Donning as always his chef's hat and apron, he was surrounded by several of the biggest names in French cuisine in New York -- Jean-Georges Vongerichten, Daniel Boulud and Thomas Keller -- and his son Jerome.
They paid tribute before a packed audience to the storied chef during a talk on the future of French cuisine.
"All cuisines are created equal -- be they French, Italian, Chinese or American," said Bocuse, while also highlighting France's unique assets: "a huge aquarium, a huge orchard and a huge vineyard."
In honor of his birthday on Monday, the students had prepared a gigantic cake of five layers with a big "B" on top as a surprise.
Nearly a thousand people then launched into a happy birthday song, in both French and English.
Bocuse, a three-star Michelin chief since 1965 who the CIA named Chef of the Century in 2011, then autographed cookbooks and posters celebrating his restaurant's opening.
In the evening, he officially inaugurated the restaurant by breaking a replica of a very large soup tureen like that used for his famous black truffle soup VGE created in 1975 in honor of former president Valery Giscard d'Estaing.
"Paul Bocuse is simply stated, the most important chef in history," said CIA president Tim Ryan.
About a hundred guests -- many of whom had earlier posed to snap up photographs with Bocuse -- savored a dinner that mobilized the efforts of about 50 students in the kitchen and two dozen in the dining room.
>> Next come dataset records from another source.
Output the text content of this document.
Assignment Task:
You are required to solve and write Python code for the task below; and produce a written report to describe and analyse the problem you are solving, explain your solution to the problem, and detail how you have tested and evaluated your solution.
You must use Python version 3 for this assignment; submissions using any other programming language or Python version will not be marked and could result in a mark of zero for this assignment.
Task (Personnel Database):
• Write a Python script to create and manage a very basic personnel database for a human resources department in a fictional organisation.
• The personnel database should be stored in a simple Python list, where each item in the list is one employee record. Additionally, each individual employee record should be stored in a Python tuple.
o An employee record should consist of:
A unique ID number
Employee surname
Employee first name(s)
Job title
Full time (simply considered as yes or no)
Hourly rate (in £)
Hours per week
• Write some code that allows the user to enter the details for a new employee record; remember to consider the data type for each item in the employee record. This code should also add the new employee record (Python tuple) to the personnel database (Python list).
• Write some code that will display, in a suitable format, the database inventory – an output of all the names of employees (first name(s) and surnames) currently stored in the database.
The menu included a peach of foie gras, lobster with champagne and caviar and filet mignon of beef with marrow custard. And for dessert, the guests were treated to grapefruit sorbet with vodka, a plate of three chocolates by pastry chef Gaston Lenotre and mini-pastries.
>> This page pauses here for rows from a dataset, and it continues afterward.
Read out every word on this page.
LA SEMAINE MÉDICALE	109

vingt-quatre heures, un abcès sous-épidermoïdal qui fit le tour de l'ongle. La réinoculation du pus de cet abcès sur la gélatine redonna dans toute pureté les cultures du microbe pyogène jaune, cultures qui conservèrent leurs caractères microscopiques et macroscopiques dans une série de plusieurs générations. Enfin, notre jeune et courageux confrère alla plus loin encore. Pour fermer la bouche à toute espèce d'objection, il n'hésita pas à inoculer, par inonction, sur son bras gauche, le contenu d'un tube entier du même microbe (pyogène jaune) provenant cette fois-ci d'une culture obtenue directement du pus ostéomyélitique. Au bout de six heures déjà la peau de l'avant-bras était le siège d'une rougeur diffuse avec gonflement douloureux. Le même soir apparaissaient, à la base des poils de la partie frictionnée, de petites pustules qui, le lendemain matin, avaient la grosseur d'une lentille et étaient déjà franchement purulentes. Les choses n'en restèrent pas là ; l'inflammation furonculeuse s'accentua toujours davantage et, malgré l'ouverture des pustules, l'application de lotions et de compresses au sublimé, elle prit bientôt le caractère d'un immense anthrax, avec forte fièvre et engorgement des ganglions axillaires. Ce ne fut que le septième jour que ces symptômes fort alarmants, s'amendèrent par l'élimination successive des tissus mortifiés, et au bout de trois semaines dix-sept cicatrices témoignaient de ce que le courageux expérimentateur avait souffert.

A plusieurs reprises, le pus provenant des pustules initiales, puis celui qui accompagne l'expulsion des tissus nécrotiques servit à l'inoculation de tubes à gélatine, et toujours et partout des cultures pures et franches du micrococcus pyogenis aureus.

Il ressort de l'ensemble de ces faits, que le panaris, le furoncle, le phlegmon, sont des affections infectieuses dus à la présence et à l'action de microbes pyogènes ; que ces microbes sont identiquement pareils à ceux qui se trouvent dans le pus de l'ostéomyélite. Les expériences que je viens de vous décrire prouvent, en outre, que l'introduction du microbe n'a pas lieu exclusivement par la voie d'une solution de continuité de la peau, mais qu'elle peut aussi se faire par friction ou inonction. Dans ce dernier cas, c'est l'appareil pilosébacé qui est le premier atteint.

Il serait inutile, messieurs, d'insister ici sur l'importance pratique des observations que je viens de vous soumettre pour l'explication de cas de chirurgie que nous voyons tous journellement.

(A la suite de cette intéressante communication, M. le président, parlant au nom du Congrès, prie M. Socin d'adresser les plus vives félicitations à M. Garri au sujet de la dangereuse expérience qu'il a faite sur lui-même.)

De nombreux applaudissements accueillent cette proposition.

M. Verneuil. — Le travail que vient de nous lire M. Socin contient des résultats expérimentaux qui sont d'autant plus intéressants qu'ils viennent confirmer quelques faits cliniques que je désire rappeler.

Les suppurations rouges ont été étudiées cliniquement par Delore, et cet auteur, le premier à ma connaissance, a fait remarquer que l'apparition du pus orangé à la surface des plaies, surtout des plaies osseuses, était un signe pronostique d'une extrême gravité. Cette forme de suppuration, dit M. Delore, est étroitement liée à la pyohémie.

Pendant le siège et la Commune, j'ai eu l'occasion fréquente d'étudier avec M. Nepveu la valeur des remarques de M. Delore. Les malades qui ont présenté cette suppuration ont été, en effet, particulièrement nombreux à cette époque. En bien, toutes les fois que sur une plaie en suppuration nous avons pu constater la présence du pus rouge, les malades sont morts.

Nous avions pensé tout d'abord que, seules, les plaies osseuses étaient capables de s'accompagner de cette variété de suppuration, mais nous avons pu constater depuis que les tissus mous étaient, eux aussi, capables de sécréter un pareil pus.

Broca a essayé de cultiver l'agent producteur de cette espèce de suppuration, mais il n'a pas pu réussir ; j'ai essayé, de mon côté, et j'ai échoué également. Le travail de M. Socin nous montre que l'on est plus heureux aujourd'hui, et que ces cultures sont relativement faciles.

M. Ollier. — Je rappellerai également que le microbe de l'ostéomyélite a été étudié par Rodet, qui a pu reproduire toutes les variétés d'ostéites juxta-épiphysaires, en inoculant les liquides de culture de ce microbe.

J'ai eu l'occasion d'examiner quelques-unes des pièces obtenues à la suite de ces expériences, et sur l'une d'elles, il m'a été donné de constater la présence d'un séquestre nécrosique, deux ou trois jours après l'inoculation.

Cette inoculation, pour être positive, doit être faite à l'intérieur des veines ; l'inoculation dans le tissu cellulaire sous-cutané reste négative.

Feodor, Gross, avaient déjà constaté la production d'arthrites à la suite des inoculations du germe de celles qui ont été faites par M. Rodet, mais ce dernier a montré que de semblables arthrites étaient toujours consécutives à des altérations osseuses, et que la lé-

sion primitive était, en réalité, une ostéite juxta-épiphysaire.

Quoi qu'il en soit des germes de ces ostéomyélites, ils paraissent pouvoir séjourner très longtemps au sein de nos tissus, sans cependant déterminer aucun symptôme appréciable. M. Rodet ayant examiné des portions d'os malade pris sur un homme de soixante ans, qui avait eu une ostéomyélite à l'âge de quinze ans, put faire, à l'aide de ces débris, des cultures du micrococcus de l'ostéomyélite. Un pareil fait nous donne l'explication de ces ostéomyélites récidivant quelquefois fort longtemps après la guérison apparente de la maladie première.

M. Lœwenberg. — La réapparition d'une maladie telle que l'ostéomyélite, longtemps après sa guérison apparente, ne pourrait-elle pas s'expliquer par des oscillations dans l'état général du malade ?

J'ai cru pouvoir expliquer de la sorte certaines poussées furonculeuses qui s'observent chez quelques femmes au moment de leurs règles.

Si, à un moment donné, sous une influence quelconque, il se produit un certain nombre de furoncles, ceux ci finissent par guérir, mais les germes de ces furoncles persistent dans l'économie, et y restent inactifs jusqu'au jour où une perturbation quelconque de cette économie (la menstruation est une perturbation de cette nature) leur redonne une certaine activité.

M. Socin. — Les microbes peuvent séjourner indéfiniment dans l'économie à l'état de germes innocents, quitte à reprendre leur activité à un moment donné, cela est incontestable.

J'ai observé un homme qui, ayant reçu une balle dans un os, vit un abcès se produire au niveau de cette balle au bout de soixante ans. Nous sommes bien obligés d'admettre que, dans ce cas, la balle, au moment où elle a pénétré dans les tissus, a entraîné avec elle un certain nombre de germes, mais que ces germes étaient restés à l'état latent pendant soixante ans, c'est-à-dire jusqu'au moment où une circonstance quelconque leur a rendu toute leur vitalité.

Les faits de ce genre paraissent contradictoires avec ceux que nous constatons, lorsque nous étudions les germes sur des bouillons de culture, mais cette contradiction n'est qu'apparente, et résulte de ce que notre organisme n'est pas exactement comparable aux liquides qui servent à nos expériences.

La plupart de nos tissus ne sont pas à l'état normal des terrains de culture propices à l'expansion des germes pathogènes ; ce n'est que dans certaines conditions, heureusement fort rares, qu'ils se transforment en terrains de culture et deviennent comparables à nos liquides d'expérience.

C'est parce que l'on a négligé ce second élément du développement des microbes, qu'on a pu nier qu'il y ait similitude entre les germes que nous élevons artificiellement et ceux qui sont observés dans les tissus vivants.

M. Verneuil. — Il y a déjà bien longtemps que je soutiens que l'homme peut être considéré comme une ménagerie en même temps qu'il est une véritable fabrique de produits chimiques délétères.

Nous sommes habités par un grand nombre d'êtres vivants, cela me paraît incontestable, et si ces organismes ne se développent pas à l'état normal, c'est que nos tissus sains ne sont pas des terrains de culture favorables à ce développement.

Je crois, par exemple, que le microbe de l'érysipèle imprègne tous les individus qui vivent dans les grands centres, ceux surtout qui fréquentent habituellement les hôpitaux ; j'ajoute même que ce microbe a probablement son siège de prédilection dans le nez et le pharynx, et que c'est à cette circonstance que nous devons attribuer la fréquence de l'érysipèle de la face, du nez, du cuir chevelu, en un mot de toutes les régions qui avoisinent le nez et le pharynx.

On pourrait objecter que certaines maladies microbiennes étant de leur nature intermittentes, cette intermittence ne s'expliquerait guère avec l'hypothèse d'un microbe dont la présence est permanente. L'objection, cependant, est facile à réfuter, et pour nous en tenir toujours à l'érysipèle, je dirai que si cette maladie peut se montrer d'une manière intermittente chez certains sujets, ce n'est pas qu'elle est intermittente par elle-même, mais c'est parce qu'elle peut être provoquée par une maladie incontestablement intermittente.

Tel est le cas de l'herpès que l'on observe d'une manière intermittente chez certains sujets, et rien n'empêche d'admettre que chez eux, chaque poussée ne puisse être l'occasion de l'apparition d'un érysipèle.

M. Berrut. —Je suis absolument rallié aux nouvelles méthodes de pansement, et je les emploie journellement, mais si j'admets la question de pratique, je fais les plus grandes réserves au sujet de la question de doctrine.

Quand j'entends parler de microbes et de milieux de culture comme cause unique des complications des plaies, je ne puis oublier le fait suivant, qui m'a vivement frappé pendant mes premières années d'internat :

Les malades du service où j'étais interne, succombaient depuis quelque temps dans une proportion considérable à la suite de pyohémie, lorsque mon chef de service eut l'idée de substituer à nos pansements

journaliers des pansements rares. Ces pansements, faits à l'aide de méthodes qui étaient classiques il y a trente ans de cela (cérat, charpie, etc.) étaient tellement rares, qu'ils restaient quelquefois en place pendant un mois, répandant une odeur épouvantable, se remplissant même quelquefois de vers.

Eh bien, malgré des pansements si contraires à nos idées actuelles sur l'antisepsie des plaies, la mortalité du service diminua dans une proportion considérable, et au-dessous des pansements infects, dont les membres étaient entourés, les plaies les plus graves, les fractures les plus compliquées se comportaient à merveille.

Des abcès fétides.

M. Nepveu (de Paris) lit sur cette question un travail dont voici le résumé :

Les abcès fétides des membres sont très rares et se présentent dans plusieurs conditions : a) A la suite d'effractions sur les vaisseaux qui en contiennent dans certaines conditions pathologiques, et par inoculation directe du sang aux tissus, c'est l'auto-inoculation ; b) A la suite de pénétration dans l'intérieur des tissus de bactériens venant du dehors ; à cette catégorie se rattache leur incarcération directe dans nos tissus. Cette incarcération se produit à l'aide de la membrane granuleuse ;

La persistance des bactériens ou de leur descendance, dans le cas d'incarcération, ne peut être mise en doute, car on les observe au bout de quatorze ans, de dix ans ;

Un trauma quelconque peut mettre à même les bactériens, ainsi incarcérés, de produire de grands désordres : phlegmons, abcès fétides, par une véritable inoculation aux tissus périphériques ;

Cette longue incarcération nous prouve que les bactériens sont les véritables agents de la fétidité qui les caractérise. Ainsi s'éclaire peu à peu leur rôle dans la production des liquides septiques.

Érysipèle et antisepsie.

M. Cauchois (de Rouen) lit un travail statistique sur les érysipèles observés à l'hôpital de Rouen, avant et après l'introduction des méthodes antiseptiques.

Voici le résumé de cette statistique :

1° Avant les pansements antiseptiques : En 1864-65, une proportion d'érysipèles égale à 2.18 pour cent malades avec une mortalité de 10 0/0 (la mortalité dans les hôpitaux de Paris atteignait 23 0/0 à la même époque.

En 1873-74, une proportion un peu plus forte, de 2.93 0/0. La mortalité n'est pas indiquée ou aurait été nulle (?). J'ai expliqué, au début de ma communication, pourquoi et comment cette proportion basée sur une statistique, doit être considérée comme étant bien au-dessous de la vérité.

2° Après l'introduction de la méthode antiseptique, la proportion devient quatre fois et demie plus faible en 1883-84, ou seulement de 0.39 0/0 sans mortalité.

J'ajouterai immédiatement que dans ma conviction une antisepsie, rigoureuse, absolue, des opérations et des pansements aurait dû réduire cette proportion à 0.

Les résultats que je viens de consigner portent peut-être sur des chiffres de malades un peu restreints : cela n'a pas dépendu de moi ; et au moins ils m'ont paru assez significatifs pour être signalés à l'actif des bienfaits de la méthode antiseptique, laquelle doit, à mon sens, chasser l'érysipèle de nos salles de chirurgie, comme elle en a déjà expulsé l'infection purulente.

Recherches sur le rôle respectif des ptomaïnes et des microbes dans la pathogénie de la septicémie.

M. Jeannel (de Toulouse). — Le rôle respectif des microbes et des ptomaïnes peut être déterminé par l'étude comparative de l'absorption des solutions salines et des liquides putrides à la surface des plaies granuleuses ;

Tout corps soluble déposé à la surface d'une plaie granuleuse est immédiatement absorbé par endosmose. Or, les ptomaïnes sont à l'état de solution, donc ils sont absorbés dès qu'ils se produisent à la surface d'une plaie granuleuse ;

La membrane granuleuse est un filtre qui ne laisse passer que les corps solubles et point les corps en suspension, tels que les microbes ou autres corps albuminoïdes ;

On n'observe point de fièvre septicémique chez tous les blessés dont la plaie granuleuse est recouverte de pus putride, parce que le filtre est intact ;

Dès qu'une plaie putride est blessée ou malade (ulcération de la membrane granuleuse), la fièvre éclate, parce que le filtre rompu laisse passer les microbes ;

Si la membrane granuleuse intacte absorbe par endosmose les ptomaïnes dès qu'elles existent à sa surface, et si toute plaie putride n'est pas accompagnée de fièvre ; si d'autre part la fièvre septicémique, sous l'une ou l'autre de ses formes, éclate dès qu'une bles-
"Mr Paul," who arrived on Thursday from Europe, could not stay until servers cracked open the 1926 Armagnac wine.
He had to travel to Florida with his son, who now heads up the Chefs de France restaurant at Walt Disney World's Epcot theme park.
But the French chef said he was delighted by his new restaurant and the honors he had received.
"It's wonderful," he told Agence France Presse. "These 3,000 students who will introduce Bocuse cuisine to guests each year" and work on a menu "adapted from Bocuse and other French dishes."
The aging chef now walks with difficulty, and revealed that he can't hear very well, but those are small matters to him.
Asked about his legacy, he preferred to speak about the future.
"For me, it's not a problem," Bocuse said. "Because after me, there are still many very good chefs, so we still have some great moments ahead. Yesterday, we were with a group of friends in France and today, we're with a group of friends around the world."